Como planta cara al calcio italiano: juventud extranjera, fábregas y la fuga hacia europa

Carlalberto Ludi, hombre fuerte del Como, enciende la mecha: «En agosto no soñábamos con pelear el cuarto puesto, pero aquí estamos». La frontera del sueño se llama Champions y la estrategia pasa por una plantilla con solo un puñado de italianos y un técnico español que convierte cada entrenamiento en laboratorio de talento.

El proyecto que nació en agosto y ya huele a europa

La revelación es simple y descarnada: los 2004-2005 extranjeros juegan de titulares en Primera; en Italia, ni en la Serie C. Ludi lo explica sin rubor: «El fútbol español se parece al que queremos ofrecer. Allí los chicos ya arrastran 50 partidos profesionales cuando aquí van a préstamo al Fermana». Dinámica financiera más método de juego: coctel que explica por qué el Como se ha convertido en un vertedero de pasaportes ibéricos y sudamericanos.
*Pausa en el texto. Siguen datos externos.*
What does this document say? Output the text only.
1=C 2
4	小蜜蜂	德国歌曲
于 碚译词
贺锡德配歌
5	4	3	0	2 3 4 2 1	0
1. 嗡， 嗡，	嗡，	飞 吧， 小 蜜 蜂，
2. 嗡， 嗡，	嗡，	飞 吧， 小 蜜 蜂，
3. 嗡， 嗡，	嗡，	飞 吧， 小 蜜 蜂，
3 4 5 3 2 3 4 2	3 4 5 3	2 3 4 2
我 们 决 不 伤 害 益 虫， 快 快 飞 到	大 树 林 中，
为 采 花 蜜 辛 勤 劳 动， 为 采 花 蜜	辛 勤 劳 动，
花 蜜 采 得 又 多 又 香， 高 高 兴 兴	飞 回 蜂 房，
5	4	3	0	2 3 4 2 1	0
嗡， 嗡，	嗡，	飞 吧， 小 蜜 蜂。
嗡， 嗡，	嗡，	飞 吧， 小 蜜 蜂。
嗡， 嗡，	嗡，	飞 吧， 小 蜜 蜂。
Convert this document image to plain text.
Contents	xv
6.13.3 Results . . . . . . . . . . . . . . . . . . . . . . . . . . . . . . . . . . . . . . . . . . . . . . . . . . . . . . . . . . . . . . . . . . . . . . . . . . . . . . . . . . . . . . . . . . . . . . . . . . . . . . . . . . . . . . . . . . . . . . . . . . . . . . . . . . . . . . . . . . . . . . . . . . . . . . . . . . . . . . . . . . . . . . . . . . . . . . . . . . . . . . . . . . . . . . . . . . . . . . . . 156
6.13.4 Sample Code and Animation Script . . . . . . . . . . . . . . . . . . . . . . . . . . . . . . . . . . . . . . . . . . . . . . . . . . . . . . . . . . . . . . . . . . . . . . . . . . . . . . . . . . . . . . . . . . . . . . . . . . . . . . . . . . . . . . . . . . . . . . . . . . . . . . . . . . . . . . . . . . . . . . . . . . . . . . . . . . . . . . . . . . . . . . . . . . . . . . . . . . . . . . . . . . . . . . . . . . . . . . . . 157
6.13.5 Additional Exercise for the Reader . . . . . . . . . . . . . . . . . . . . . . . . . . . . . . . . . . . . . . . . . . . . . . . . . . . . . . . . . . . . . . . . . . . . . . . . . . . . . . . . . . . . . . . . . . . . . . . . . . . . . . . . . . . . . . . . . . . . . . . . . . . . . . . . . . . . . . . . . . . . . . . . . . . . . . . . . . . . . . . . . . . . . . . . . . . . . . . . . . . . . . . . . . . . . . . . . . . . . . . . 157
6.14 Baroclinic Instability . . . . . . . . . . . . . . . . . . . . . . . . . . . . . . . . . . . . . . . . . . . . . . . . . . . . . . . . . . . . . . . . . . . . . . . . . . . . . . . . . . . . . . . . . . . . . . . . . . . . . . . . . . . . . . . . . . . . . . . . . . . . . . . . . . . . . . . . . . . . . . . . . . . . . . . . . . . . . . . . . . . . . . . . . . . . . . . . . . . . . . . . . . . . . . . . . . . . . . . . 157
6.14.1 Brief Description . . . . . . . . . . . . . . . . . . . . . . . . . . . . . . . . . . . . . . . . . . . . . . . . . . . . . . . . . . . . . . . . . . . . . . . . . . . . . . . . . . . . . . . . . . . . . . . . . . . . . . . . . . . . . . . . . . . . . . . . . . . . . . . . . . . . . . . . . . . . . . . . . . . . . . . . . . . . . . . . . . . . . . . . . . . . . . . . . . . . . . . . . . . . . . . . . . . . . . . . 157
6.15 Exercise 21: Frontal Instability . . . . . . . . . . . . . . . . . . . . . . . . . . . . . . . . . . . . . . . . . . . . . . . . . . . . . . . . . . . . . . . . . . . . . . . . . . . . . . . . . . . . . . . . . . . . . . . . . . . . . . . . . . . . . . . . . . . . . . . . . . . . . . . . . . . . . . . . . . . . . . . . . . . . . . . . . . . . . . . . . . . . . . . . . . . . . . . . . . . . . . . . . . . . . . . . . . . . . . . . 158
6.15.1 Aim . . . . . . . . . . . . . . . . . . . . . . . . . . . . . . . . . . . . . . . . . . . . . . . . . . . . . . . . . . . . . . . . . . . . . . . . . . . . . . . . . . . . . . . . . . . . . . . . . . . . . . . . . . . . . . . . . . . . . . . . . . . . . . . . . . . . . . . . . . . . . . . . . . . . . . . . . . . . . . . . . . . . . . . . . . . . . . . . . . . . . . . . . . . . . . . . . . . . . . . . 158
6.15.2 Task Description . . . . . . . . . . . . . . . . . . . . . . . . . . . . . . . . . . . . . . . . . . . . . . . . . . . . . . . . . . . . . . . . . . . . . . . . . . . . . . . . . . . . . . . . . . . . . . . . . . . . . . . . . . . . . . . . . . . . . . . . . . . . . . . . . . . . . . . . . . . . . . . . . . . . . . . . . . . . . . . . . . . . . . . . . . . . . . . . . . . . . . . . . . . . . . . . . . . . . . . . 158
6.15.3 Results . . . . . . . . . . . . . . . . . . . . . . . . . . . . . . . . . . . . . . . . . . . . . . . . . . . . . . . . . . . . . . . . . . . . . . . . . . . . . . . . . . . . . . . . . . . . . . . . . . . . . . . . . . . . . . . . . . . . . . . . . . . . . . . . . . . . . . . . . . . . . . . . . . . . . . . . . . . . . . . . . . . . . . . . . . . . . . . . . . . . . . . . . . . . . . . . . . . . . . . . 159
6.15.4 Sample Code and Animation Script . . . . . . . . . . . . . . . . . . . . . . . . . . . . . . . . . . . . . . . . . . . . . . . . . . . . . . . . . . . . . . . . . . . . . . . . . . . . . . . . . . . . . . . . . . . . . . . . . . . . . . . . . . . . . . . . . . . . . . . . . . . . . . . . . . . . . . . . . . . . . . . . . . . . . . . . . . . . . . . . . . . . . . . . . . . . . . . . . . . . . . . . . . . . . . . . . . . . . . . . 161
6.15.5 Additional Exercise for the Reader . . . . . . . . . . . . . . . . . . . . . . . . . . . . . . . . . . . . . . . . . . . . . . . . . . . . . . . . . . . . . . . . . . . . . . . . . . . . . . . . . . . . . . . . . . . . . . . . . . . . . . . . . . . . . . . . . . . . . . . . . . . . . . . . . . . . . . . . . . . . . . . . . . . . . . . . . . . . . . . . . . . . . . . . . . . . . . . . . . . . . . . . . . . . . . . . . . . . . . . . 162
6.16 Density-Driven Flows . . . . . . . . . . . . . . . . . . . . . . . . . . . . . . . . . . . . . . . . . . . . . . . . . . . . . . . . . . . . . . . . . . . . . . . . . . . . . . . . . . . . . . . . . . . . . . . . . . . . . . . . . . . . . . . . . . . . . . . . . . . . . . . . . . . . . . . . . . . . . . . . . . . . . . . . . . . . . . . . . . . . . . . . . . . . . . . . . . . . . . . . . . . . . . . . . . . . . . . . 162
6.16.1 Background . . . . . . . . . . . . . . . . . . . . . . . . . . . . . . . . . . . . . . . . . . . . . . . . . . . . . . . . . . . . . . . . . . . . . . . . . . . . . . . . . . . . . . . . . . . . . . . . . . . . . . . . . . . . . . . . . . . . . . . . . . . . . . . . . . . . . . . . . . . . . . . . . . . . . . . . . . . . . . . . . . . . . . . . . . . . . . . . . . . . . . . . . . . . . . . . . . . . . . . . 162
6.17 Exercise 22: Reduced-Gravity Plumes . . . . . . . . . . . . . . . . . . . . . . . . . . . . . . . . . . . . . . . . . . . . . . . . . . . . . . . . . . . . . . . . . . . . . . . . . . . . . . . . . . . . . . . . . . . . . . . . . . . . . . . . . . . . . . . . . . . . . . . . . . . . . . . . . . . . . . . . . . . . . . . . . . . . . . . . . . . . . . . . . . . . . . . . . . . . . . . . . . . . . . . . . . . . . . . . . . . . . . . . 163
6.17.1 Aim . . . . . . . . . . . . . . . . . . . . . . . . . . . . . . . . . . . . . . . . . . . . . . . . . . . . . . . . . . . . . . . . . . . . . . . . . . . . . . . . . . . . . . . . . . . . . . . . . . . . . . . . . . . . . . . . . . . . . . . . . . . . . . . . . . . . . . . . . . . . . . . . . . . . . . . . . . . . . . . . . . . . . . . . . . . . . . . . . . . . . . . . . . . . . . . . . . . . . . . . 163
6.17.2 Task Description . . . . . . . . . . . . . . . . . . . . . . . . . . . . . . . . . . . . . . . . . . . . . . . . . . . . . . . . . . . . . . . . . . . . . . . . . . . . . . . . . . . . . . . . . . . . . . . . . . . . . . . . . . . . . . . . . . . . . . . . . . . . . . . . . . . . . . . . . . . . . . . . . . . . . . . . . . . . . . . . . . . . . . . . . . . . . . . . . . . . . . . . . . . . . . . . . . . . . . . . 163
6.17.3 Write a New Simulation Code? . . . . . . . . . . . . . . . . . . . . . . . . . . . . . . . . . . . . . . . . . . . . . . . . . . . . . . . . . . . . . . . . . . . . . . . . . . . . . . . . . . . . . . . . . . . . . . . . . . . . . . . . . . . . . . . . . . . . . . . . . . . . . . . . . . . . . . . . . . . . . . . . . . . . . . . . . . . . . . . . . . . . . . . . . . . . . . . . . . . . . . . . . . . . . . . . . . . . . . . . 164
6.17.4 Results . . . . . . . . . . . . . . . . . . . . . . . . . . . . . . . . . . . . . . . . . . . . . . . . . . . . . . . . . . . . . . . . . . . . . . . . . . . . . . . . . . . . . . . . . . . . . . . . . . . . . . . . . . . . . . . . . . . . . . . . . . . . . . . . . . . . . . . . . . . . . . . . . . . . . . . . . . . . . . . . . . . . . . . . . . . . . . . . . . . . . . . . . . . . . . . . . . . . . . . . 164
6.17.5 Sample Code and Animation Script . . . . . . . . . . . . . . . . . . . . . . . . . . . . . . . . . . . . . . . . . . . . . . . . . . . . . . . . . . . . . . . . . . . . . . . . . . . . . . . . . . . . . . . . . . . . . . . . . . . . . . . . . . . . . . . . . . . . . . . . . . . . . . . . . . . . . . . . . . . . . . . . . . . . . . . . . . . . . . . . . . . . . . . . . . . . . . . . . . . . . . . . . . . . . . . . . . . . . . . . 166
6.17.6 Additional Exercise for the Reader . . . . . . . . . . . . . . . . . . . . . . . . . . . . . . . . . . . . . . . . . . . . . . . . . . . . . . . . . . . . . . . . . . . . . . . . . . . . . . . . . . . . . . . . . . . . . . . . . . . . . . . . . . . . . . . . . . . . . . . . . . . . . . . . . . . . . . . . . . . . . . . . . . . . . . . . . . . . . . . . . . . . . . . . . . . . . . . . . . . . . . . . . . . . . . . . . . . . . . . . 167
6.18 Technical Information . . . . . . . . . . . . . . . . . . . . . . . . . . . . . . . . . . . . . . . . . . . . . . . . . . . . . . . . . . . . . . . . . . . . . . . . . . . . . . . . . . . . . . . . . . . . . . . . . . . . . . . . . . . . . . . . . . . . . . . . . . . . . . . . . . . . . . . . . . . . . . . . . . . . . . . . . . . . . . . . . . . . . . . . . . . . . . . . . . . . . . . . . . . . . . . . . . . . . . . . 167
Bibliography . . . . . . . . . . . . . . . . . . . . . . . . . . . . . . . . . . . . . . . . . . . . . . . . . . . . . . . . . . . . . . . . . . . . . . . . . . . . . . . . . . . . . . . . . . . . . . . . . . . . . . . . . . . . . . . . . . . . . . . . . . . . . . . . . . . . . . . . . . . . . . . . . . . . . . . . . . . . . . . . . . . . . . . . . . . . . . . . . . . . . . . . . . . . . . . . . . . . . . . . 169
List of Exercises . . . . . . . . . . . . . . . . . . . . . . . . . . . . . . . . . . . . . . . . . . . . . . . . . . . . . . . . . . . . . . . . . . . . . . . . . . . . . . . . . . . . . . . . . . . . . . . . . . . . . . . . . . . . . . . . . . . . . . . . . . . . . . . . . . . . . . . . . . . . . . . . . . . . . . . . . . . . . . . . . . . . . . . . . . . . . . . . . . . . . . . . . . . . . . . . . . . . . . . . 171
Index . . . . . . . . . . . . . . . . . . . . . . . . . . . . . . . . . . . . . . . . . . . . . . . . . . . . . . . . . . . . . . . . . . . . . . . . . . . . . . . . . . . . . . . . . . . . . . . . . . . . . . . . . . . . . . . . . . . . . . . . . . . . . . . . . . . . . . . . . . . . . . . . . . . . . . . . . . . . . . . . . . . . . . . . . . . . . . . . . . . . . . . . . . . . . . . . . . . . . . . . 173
Pero hay un detalle que inquieta a las grandes: Cesc Fábregas ha convertido el centro de tecnificación de Appiano Gentile en una factoría de fútbol vertical. La pelota ya no se mueve por inercia; respira. El resultado: 1,85 goles por partido desde enero y una portería que encaja menos que la Juventus en el mismo tramo.

Lo que nadie cuenta es el contrato blindaje. Ludi lo desvela: «Hasta que no aparezca un jeque con 50 millones de cláusula, Cesc no se mueve. Y Nico Paz firmó una prima europea que se dispara si tocamos Champions». Es decir: el Real Madrid puede tocar la puerta, pero el precio se dispara como el coste de la vida en Como.

Fair play y ambición: la cuenta atrás del crecimiento

Fair play y ambición: la cuenta atrás del crecimiento

La UEFA acecha. Ludi lo sabe y por eso suelta la cifra: «Hemos invertido 70 millones en dos años; el siguiente paso es multiplicar ingresos por derechos TV y naming rights o nos cortan las alas». El club ya negocia con fondos de private equity y la venta del 15 % del capital futuro de sus canteranos. La pelota, ahora, está en el tejado del marketing.

Mientras tanto, la afición sueña en voz alta: «¿Scudetto? Hoy es utópico, pero mañana…». Ludi se encoge de hombros y apunta al cielo: «El Como ya es grande en ambición; el título llegará cuando el trabajo alcance la excelencia». El reloj corre y la Serie A empieza a mirar al lago con otros ojos.